[jdev] https://github.com/stpeter/manifesto and additional ideas
Ralf Skyper Kaiser
skyper at thc.org
Fri Nov 15 17:10:48 UTC 2013
Hi,
I agree that DNSSEC (and DANE) provides significant security advantages
compared to the status quo.
I note that with DNSSEC the trust is still with ROOT MASTER KEY which is
geopolitically aligned with US (and US policy).
I note that with pinning this problem goes away: The certificate no longer
depends on a ROOT MASTER KEY.
You mentioned two problems with pinning:
On Fri, Nov 15, 2013 at 10:26 AM, Winfried Tilanus <winfried at tilanus.com>wrote:
> On 14-11-13 18:47, Ralf Skyper Kaiser wrote:
>
> Then to the certificate pinning: It has two problems:
> - It is not very user friendly, because it requires the user to judge if
> a change in the certificate is suspect or not.
>
This is not true. Please read the pinning draft and especially the part
about backup key. The user never has to make this decision.
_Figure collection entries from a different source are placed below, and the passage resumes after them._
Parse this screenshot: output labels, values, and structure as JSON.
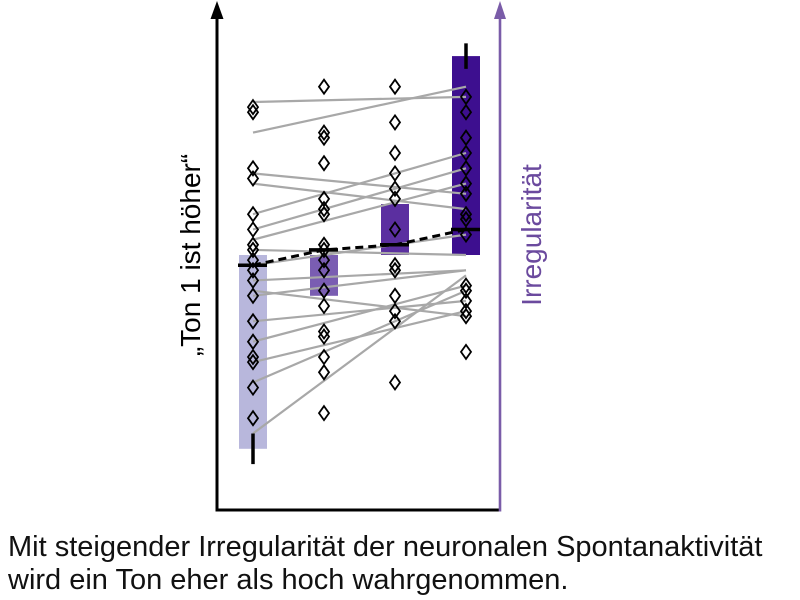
{
  "chart_data": {
    "type": "bar",
    "title": "",
    "xlabel": "",
    "ylabel": "„Ton 1 ist höher“",
    "y2label": "Irregularität",
    "ylim": [
      0,
      1
    ],
    "grid": false,
    "legend": "none",
    "baseline": 0.5,
    "bars": [
      {
        "value": 0.12,
        "error": 0.03,
        "color": "#b8b7dc"
      },
      {
        "value": 0.42,
        "error": null,
        "color": "#7a5db2"
      },
      {
        "value": 0.6,
        "error": null,
        "color": "#5b2fa0"
      },
      {
        "value": 0.89,
        "error": 0.025,
        "color": "#3d0f8f"
      }
    ],
    "mean_trend": [
      0.48,
      0.51,
      0.52,
      0.55
    ],
    "points": [
      [
        0.79,
        0.78,
        0.67,
        0.65,
        0.58,
        0.55,
        0.52,
        0.51,
        0.49,
        0.47,
        0.45,
        0.42,
        0.37,
        0.33,
        0.3,
        0.29,
        0.24,
        0.18
      ],
      [
        0.83,
        0.74,
        0.73,
        0.68,
        0.61,
        0.59,
        0.58,
        0.52,
        0.51,
        0.49,
        0.47,
        0.43,
        0.4,
        0.35,
        0.34,
        0.3,
        0.27,
        0.19
      ],
      [
        0.83,
        0.76,
        0.7,
        0.66,
        0.63,
        0.61,
        0.55,
        0.48,
        0.47,
        0.42,
        0.39,
        0.37,
        0.25
      ],
      [
        0.81,
        0.78,
        0.73,
        0.7,
        0.67,
        0.64,
        0.62,
        0.58,
        0.57,
        0.54,
        0.44,
        0.43,
        0.41,
        0.39,
        0.38,
        0.31
      ]
    ],
    "subject_lines": [
      [
        0.8,
        0.81
      ],
      [
        0.74,
        0.83
      ],
      [
        0.66,
        0.62
      ],
      [
        0.64,
        0.59
      ],
      [
        0.58,
        0.7
      ],
      [
        0.55,
        0.67
      ],
      [
        0.53,
        0.64
      ],
      [
        0.51,
        0.5
      ],
      [
        0.48,
        0.54
      ],
      [
        0.45,
        0.47
      ],
      [
        0.43,
        0.38
      ],
      [
        0.42,
        0.47
      ],
      [
        0.37,
        0.41
      ],
      [
        0.33,
        0.44
      ],
      [
        0.29,
        0.39
      ],
      [
        0.25,
        0.43
      ],
      [
        0.15,
        0.46
      ]
    ],
    "colors": {
      "left_axis": "#000000",
      "right_axis": "#7a5ca8",
      "y2label": "#6b4a9e",
      "subject_line": "#a8a8a8",
      "point_outline": "#000000",
      "trend": "#000000"
    }
  },
  "caption": {
    "line1": "Mit steigender Irregularität der neuronalen Spontanaktivität",
    "line2": "wird ein Ton eher als hoch wahrgenommen."
  }
}
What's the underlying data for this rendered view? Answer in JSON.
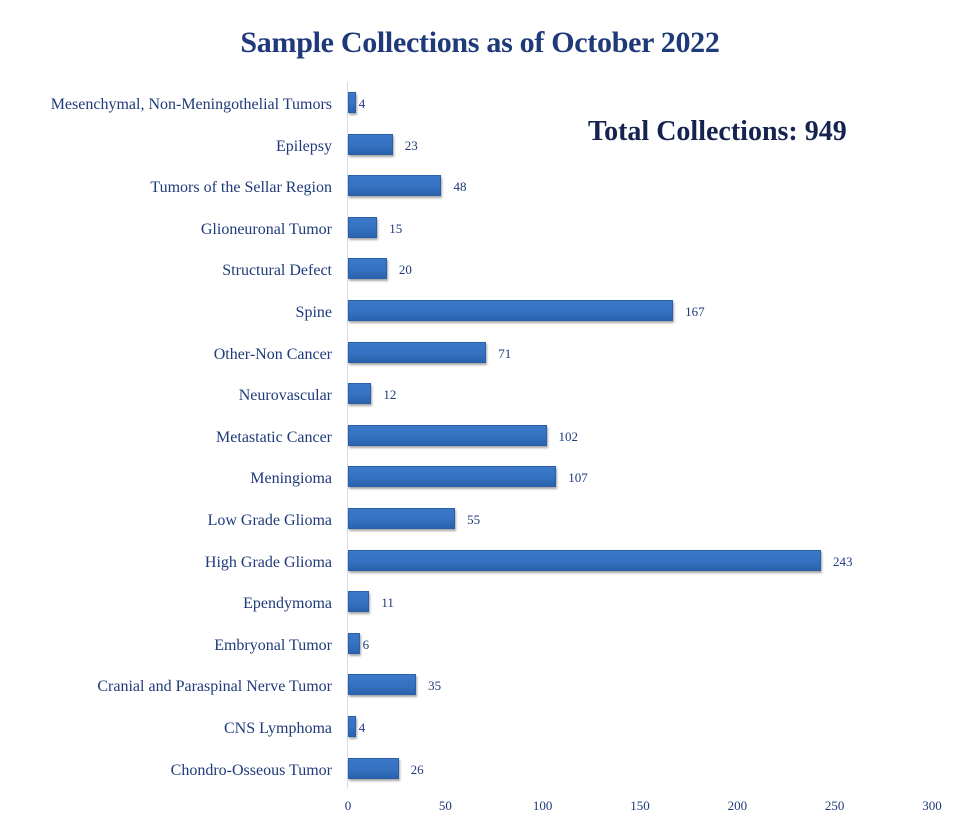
{
  "chart_data": {
    "type": "bar",
    "orientation": "horizontal",
    "title": "Sample Collections as of October 2022",
    "annotation": "Total Collections: 949",
    "categories": [
      "Mesenchymal, Non-Meningothelial Tumors",
      "Epilepsy",
      "Tumors of the Sellar Region",
      "Glioneuronal Tumor",
      "Structural Defect",
      "Spine",
      "Other-Non Cancer",
      "Neurovascular",
      "Metastatic Cancer",
      "Meningioma",
      "Low Grade Glioma",
      "High Grade Glioma",
      "Ependymoma",
      "Embryonal Tumor",
      "Cranial and Paraspinal Nerve Tumor",
      "CNS Lymphoma",
      "Chondro-Osseous Tumor"
    ],
    "values": [
      4,
      23,
      48,
      15,
      20,
      167,
      71,
      12,
      102,
      107,
      55,
      243,
      11,
      6,
      35,
      4,
      26
    ],
    "xlabel": "",
    "ylabel": "",
    "xlim": [
      0,
      300
    ],
    "xticks": [
      "0",
      "50",
      "100",
      "150",
      "200",
      "250",
      "300"
    ],
    "grid": false,
    "legend": "none",
    "data_labels": true,
    "bar_color": "#3573c2"
  },
  "title": "Sample Collections as of October 2022",
  "total_label": "Total Collections: 949"
}
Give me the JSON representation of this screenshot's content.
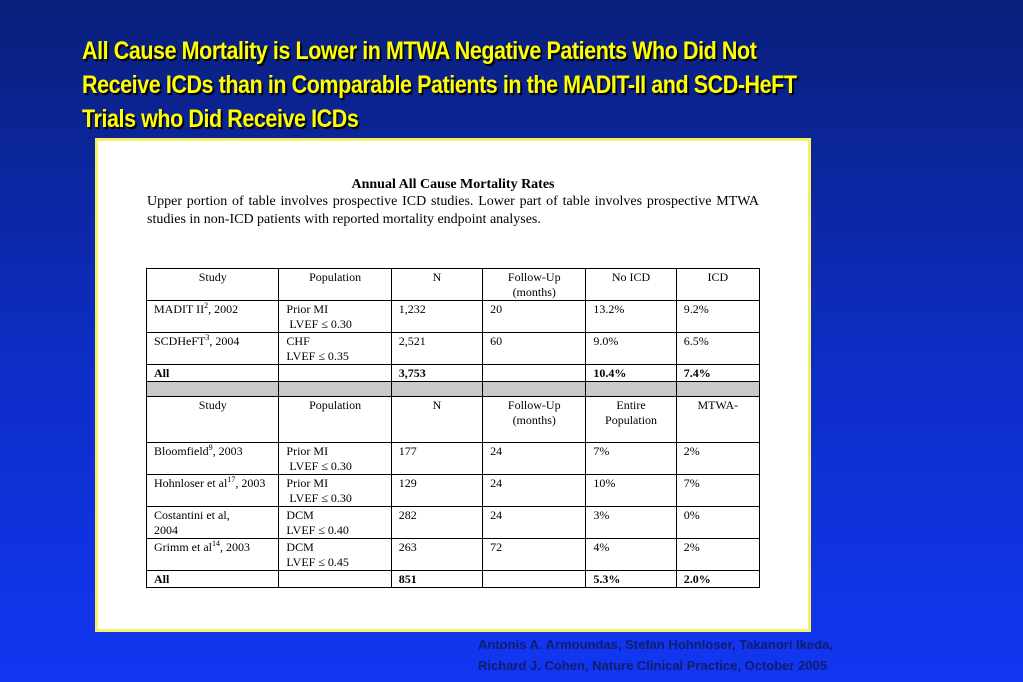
{
  "slide": {
    "title": "All Cause Mortality is Lower in MTWA Negative Patients Who Did Not Receive ICDs than in Comparable Patients in the MADIT-II and SCD-HeFT Trials who Did Receive ICDs",
    "credit_line1": "Antonis A. Armoundas, Stefan Hohnloser, Takanori Ikeda,",
    "credit_line2": "Richard J. Cohen, Nature Clinical Practice, October 2005"
  },
  "panel": {
    "title": "Annual All Cause Mortality Rates",
    "description": "Upper portion of table involves prospective ICD studies.  Lower part of table involves prospective MTWA studies in non-ICD patients with reported mortality endpoint analyses."
  },
  "upper": {
    "headers": [
      "Study",
      "Population",
      "N",
      "Follow-Up (months)",
      "No ICD",
      "ICD"
    ],
    "rows": [
      {
        "study": "MADIT II",
        "ref": "2",
        "year": ", 2002",
        "pop1": "Prior MI",
        "pop2": "LVEF ≤ 0.30",
        "n": "1,232",
        "fu": "20",
        "v1": "13.2%",
        "v2": "9.2%"
      },
      {
        "study": "SCDHeFT",
        "ref": "3",
        "year": ", 2004",
        "pop1": "CHF",
        "pop2": "LVEF ≤ 0.35",
        "n": "2,521",
        "fu": "60",
        "v1": "9.0%",
        "v2": "6.5%"
      }
    ],
    "total": {
      "label": "All",
      "n": "3,753",
      "v1": "10.4%",
      "v2": "7.4%"
    }
  },
  "lower": {
    "headers": [
      "Study",
      "Population",
      "N",
      "Follow-Up (months)",
      "Entire Population",
      "MTWA-"
    ],
    "rows": [
      {
        "study": "Bloomfield",
        "ref": "9",
        "year": ", 2003",
        "pop1": "Prior MI",
        "pop2": "LVEF ≤ 0.30",
        "n": "177",
        "fu": "24",
        "v1": "7%",
        "v2": "2%"
      },
      {
        "study": "Hohnloser et al",
        "ref": "17",
        "year": ", 2003",
        "pop1": "Prior MI",
        "pop2": "LVEF ≤ 0.30",
        "n": "129",
        "fu": "24",
        "v1": "10%",
        "v2": "7%"
      },
      {
        "study": "Costantini et al,",
        "ref": "",
        "year": "2004",
        "pop1": "DCM",
        "pop2": "LVEF ≤ 0.40",
        "n": "282",
        "fu": "24",
        "v1": "3%",
        "v2": "0%"
      },
      {
        "study": "Grimm et al",
        "ref": "14",
        "year": ", 2003",
        "pop1": "DCM",
        "pop2": "LVEF ≤ 0.45",
        "n": "263",
        "fu": "72",
        "v1": "4%",
        "v2": "2%"
      }
    ],
    "total": {
      "label": "All",
      "n": "851",
      "v1": "5.3%",
      "v2": "2.0%"
    }
  }
}
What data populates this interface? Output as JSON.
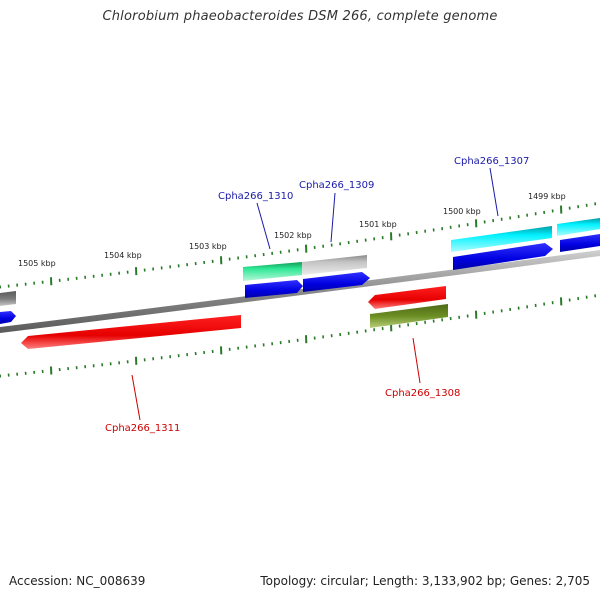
{
  "title": "Chlorobium phaeobacteroides DSM 266, complete genome",
  "footer": {
    "accession": "Accession: NC_008639",
    "topology": "Topology: circular; Length: 3,133,902 bp; Genes: 2,705"
  },
  "ruler_labels": [
    "1505 kbp",
    "1504 kbp",
    "1503 kbp",
    "1502 kbp",
    "1501 kbp",
    "1500 kbp",
    "1499 kbp"
  ],
  "gene_labels": {
    "cpha1310": "Cpha266_1310",
    "cpha1309": "Cpha266_1309",
    "cpha1307": "Cpha266_1307",
    "cpha1308": "Cpha266_1308",
    "cpha1311": "Cpha266_1311"
  },
  "colors": {
    "forward_label": "#1a1aaa",
    "reverse_label": "#cc0000",
    "backbone": "#8c8c8c",
    "tick": "#2a7a2a",
    "blue_cds": "#0000ee",
    "red_cds": "#ee0000",
    "cyan_gene": "#00e5ee",
    "green_gene": "#22dd88",
    "grey_gene": "#bdbdbd",
    "olive_gene": "#6b8e23"
  }
}
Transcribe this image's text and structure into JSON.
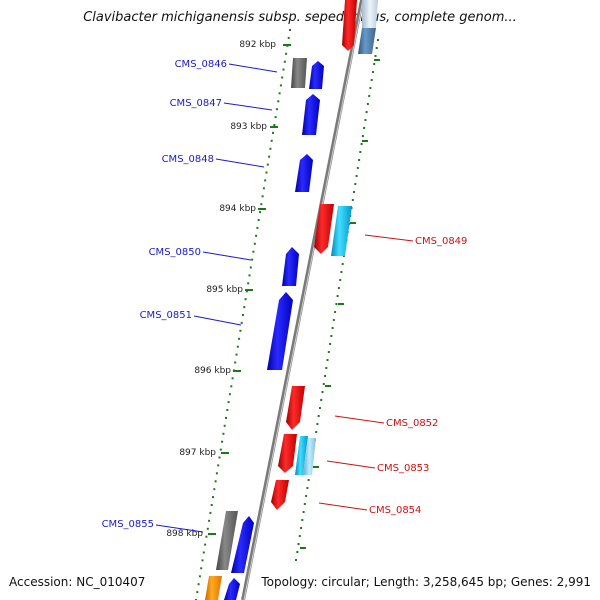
{
  "title": "Clavibacter michiganensis subsp. sepedonicus, complete genom...",
  "footer": {
    "accession": "Accession: NC_010407",
    "summary": "Topology: circular; Length: 3,258,645 bp; Genes: 2,991"
  },
  "colors": {
    "backbone": "#8a8a8a",
    "tick": "#1a7a1a",
    "label_forward": "#1a1acc",
    "label_reverse": "#cc1111"
  },
  "ticks": [
    "892 kbp",
    "893 kbp",
    "894 kbp",
    "895 kbp",
    "896 kbp",
    "897 kbp",
    "898 kbp"
  ],
  "genes": [
    {
      "label": "CMS_0846",
      "strand": "forward"
    },
    {
      "label": "CMS_0847",
      "strand": "forward"
    },
    {
      "label": "CMS_0848",
      "strand": "forward"
    },
    {
      "label": "CMS_0850",
      "strand": "forward"
    },
    {
      "label": "CMS_0851",
      "strand": "forward"
    },
    {
      "label": "CMS_0855",
      "strand": "forward"
    },
    {
      "label": "CMS_0849",
      "strand": "reverse"
    },
    {
      "label": "CMS_0852",
      "strand": "reverse"
    },
    {
      "label": "CMS_0853",
      "strand": "reverse"
    },
    {
      "label": "CMS_0854",
      "strand": "reverse"
    }
  ],
  "feature_colors": {
    "gene": "#1010e0",
    "gene_reverse": "#e01010",
    "cds_gray": "#666666",
    "cds_cyan": "#22aadd",
    "cds_orange": "#ff9900",
    "cds_steel": "#5588bb"
  }
}
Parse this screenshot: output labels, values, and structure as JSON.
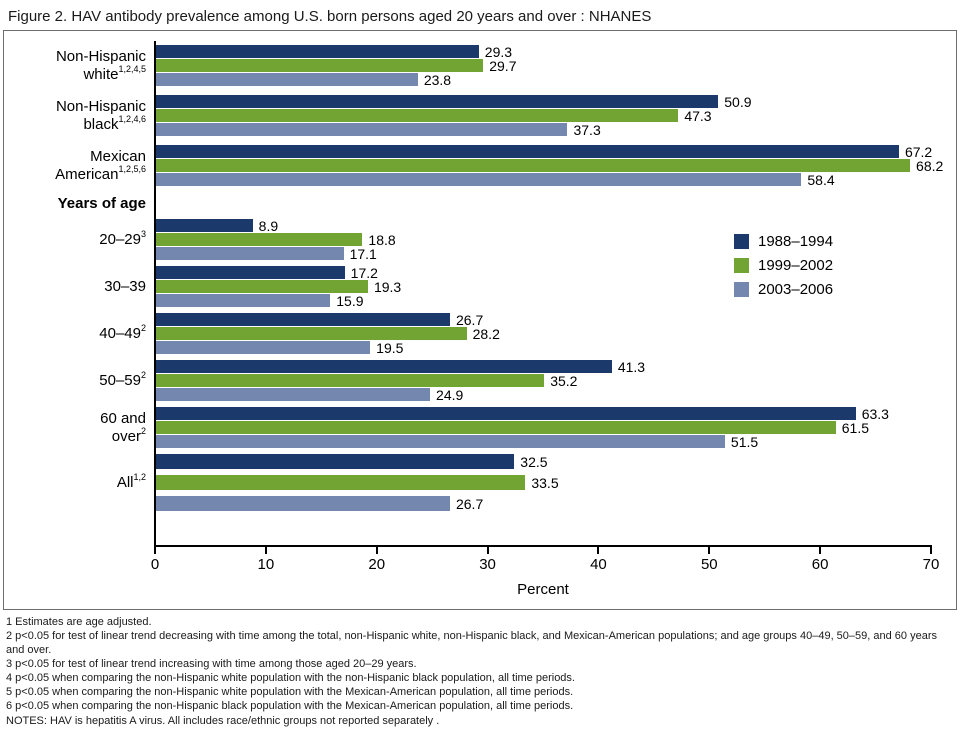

> - There is no way to tell if the first certificate you accept is
> compromised or not. So you might pin a compromised certificate.
>
Correct. But we know this works. That's why SSH works. That's what SSH
uses. (And the attacker can not tell if the client has already pinned the
certificate or not. The attacker would risk exposure. A certificate change
would also trigger an alert when the attacker stops the attack. Performing
a active attack is high risk for the attacker and will most certainly be
detected - for one of the two above reasons).
> Still certificate pinning can help to detect and protect against MIM
> attacks. (That is how the Iranian eavesdropping program was detected, by
> a *security expert* who did certificate pinning).
>
> Now take a look at the manifesto. It states:
>
> "provide user or administrative interfaces showing:
> (...)
> o a warning about any changes to a server's certificate"
>
> that last point IS certificate pinning.
>
Warnings dont work. We know this. The user just clicks through. It only
works for geeks (and i have my doubts there as well).
Certificate pinning would not allow the user to connect without reasonable
effort (re-installation of the software or manually removing a pinned
certificate).
> So I really don't understand the crusade you are undertaking here: first
> of all the certificate pinning you plea for, is already in the
> manifesto. Secondly the proposal of the manifesto also fixes one of the
> problems of certificate pinning, not perfectly but with the strongest
> mechanism we have available right now. You should be totally happy with
> the manifesto and sign it right away!
>
I think there is a place to support DNSSEC and PINNING.
(DNSSEC solves the first-connect problem, pinning protect thereafter).